Sui film italiani di guerra dei primi anni Cinquanta

Doris Dowling e Jacques Sernas in una scena del film Cuori sul mare – Fonte: Wikipedia

La pervasività del tema della guerra recente in scenari narrativi in linea di principio distanti da esso non può che risaltare ulteriormente se paragonata alla relativa afasia del genere che invece dovrebbe essere deputato ad accoglierlo. I film di argomento bellico, in particolare quelli relativi alla Seconda guerra mondiale, realizzati nel nostro Paese prima de La grande guerra sono unanimemente considerati tra i lavori più allineati con le direttive restauratrici del potere italiano dell’epoca e già all’epoca della loro uscita erano considerati lavori di propaganda dagli stessi autori 154. Per la storiografia più recente sono opere che nei fatti evitano il discorso sulle responsabilità collettive, sull’eredità del fascismo e sui disastri della guerra, limitandosi a mostrare esempi isolati e non problematici di eroismo e abnegazione.
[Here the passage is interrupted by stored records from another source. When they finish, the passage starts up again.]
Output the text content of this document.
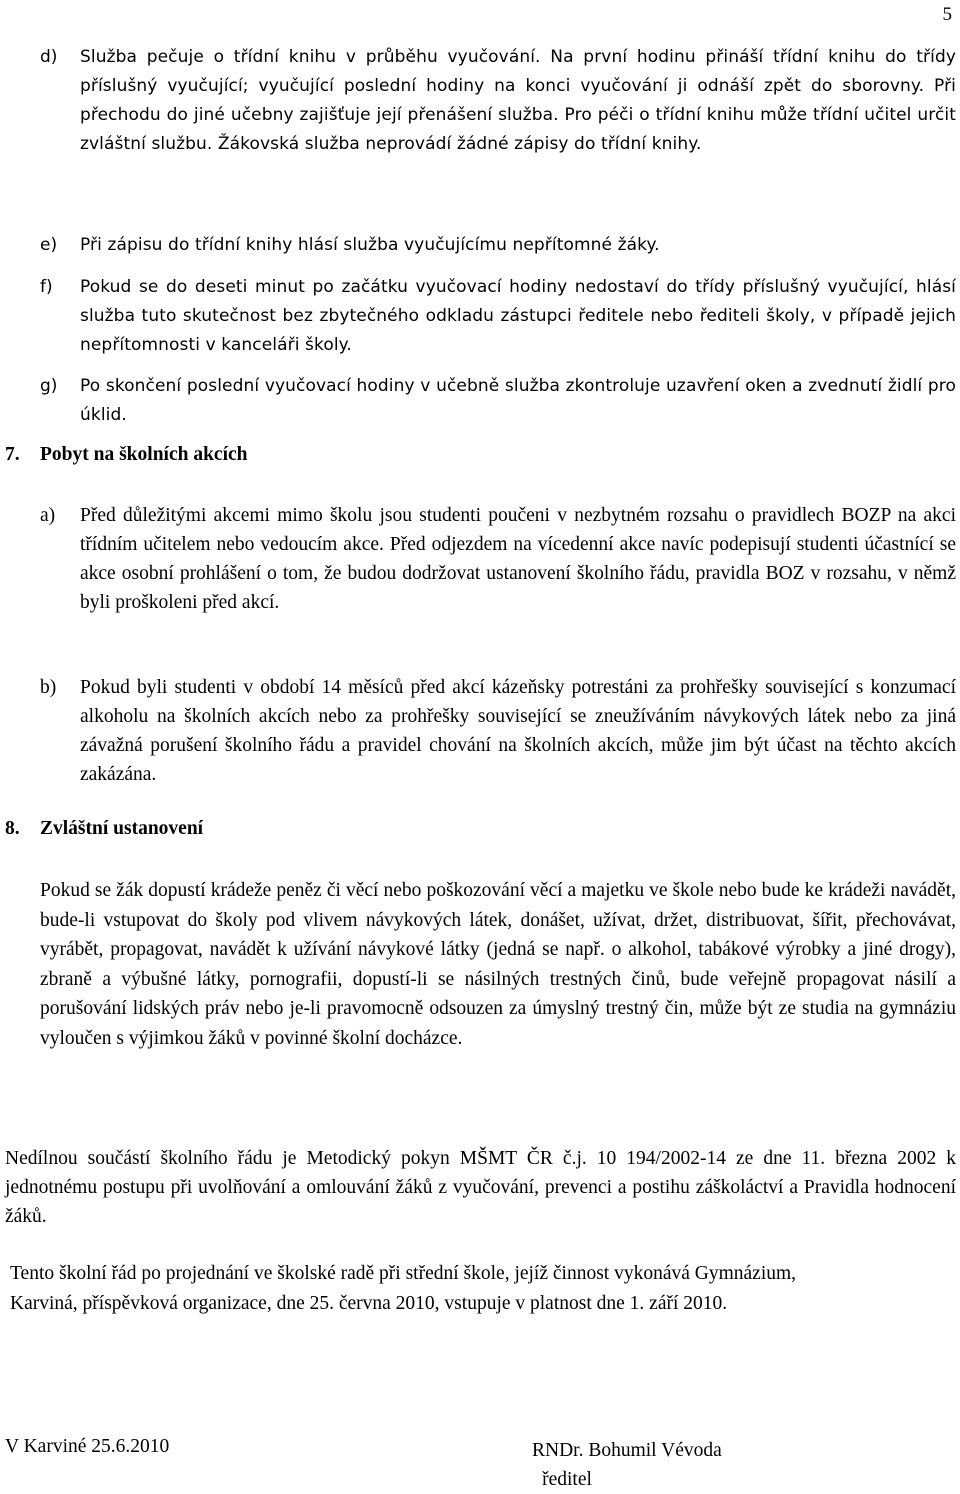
5
d)	Služba pečuje o třídní knihu v průběhu vyučování. Na první hodinu přináší třídní knihu do třídy příslušný vyučující; vyučující poslední hodiny na konci vyučování ji odnáší zpět do sborovny. Při přechodu do jiné učebny zajišťuje její přenášení služba. Pro péči o třídní knihu může třídní učitel určit zvláštní službu. Žákovská služba neprovádí žádné zápisy do třídní knihy.
e)	Při zápisu do třídní knihy hlásí služba vyučujícímu nepřítomné žáky.
f)	Pokud se do deseti minut po začátku vyučovací hodiny nedostaví do třídy příslušný vyučující, hlásí služba tuto skutečnost bez zbytečného odkladu zástupci ředitele nebo řediteli školy, v případě jejich nepřítomnosti v kanceláři školy.
g)	Po skončení poslední vyučovací hodiny v učebně služba zkontroluje uzavření oken a zvednutí židlí pro úklid.
7.	Pobyt na školních akcích
a)	Před důležitými akcemi mimo školu jsou studenti poučeni v nezbytném rozsahu o pravidlech BOZP na akci třídním učitelem nebo vedoucím akce. Před odjezdem na vícedenní akce navíc podepisují studenti účastnící se akce osobní prohlášení o tom, že budou dodržovat ustanovení školního řádu, pravidla BOZ v rozsahu, v němž byli proškoleni před akcí.
b)	Pokud byli studenti v období 14 měsíců před akcí kázeňsky potrestáni za prohřešky související s konzumací alkoholu na školních akcích nebo za prohřešky související se zneužíváním návykových látek nebo za jiná závažná porušení školního řádu a pravidel chování na školních akcích, může jim být účast na těchto akcích zakázána.
8.	Zvláštní ustanovení
Pokud se žák dopustí krádeže peněz či věcí nebo poškozování věcí a majetku ve škole nebo bude ke krádeži navádět, bude-li vstupovat do školy pod vlivem návykových látek, donášet, užívat, držet, distribuovat, šířit, přechovávat, vyrábět, propagovat, navádět k užívání návykové látky (jedná se např. o alkohol, tabákové výrobky a jiné drogy), zbraně a výbušné látky, pornografii, dopustí-li se násilných trestných činů, bude veřejně propagovat násilí a porušování lidských práv nebo je-li pravomocně odsouzen za úmyslný trestný čin, může být ze studia na gymnáziu vyloučen s výjimkou žáků v povinné školní docházce.
Nedílnou součástí školního řádu je Metodický pokyn MŠMT ČR č.j. 10 194/2002-14 ze dne 11. března 2002 k jednotnému postupu při uvolňování a omlouvání žáků z vyučování, prevenci a postihu záškoláctví a Pravidla hodnocení žáků.
Tento školní řád po projednání ve školské radě při střední škole, jejíž činnost vykonává Gymnázium, Karviná, příspěvková organizace, dne 25. června 2010, vstupuje v platnost dne 1. září 2010.
V Karviné 25.6.2010	RNDr. Bohumil Vévoda
ředitel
Tornando al lessico di Pierre Sorlin, potremmo dire che quei film costruiscono un visibile estremamente ridotto e selettivo degli eventi che pure nominalmente mostrano.
Abbiamo già discusso il caso di Penne nere; ci limitiamo a ricordare che la collocazione temporale del film è inizialmente incerta: la voce over non specifica il momento di avvio della vicenda (prima o dopo la guerra?) e le figure stesse dei protagonisti che danno il titolo, gli alpini, sembrano suggerire una continuità umana e antropologica che trascende in qualche modo il corso degli eventi e le responsabilità sociali e collettive.
Ritroviamo questi elementi in un gruppo di altre pellicole, come Siluri umani (Antonio Leonviola e Carlo Lizzani 155, 1954), I Sette dell’Orsa Maggiore (Duilio Coletti, 1953), Carica eroica (1952), Mizar (1954) e Uomini ombra (1954) del veterano Francesco De Robertis (1954), La grande speranza (Duilio Coletti 1954).
Tutti questi film mostrano alcuni debiti con il combat hollywoodiano 156: l’enfasi narrativa su un piccolo gruppo d’azione, la prevalenza di personaggi maschili 157, il compimento di un’impresa apparentemente disperata, l’etica del sacrificio individuale.
I personaggi sono invariabilmente lontani dai luoghi in cui la Storia si decide (la prevalente ambientazione marina pare indicativa) e le loro vicende, marginali e periferiche, non possono evidentemente rappresentare alcunché in termini storici.
Come ha scritto Sara Pesce: “Questo filone fa passare in secondo piano la contingenza storico-geografica della guerra e finanche l’identità del nemico, che diventano astrazioni. Il racconto è basato sulle difficoltà e gli imprevisti di un’impresa militare; si sceglie il registro avventuroso, incentrato sull’azione, e si sfrutta l’appeal di una star dell’epoca, simbolo di mascolinità, fermezza e audacia 158.”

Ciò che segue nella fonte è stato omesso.